2016 has gotten off to an ominous start for investors. The opening trading week was the weakest one to start a year in the history of the market. There have been numerous sources of turmoil that have quickly put most major indices in official “correction” mode to start the New Year. China’s market seems to be getting away from authorities who have ham-handedly tried to arrest stocks’ declines. The proxy war in the Middle East between Saudi Arabia and Iran seems to be escalating by the minute and crude oil is at twelve-year lows.

It definitely feels like it is going to be a stock pickers’ market in 2016 and what an investor avoids putting in their portfolio could be just as important as the selections that do make to that portfolio. There are plenty of areas I think investors would be best advised staying away from as we start into what looks to be a treacherous year for the markets.

I have been and will remain completely out of both the energy and commodity sectors as well as commodity based emerging economies like Brazil and Russia. There are going to be myriad bankruptcies among the energy producers and miners if prices stay at current levels.
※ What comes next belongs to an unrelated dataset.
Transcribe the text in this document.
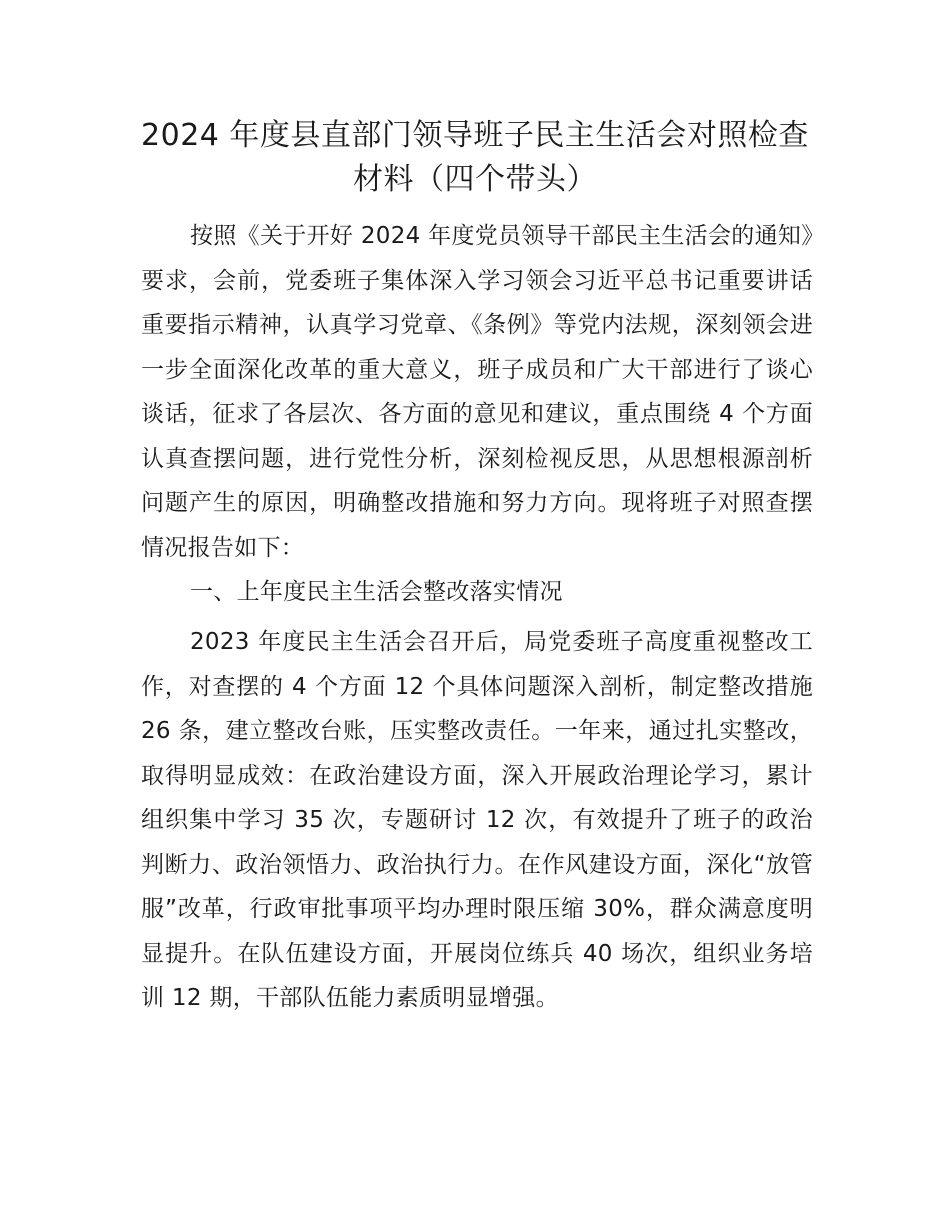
2024 年度县直部门领导班子民主生活会对照检查材料（四个带头）

按照《关于开好 2024 年度党员领导干部民主生活会的通知》要求，会前，党委班子集体深入学习领会习近平总书记重要讲话重要指示精神，认真学习党章、《条例》等党内法规，深刻领会进一步全面深化改革的重大意义，班子成员和广大干部进行了谈心谈话，征求了各层次、各方面的意见和建议，重点围绕 4 个方面认真查摆问题，进行党性分析，深刻检视反思，从思想根源剖析问题产生的原因，明确整改措施和努力方向。现将班子对照查摆情况报告如下：

一、上年度民主生活会整改落实情况

2023 年度民主生活会召开后，局党委班子高度重视整改工作，对查摆的 4 个方面 12 个具体问题深入剖析，制定整改措施 26 条，建立整改台账，压实整改责任。一年来，通过扎实整改，取得明显成效：在政治建设方面，深入开展政治理论学习，累计组织集中学习 35 次，专题研讨 12 次，有效提升了班子的政治判断力、政治领悟力、政治执行力。在作风建设方面，深化“放管服”改革，行政审批事项平均办理时限压缩 30%，群众满意度明显提升。在队伍建设方面，开展岗位练兵 40 场次，组织业务培训 12 期，干部队伍能力素质明显增强。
Until we get some signs that global growth is increasing, the strength of the dollar ebbs, and we get a “washout” to establish a firm bottom in these complexes, it is best to avoid everything contained within.

This includes the major energy stocks like Chevron (NYSE: CVX) and Exxon Mobil (NYSE: XOM) which have attracted a lot of “flight to safety” money from investors who still want to benefit from any sort of rally in the price of crude.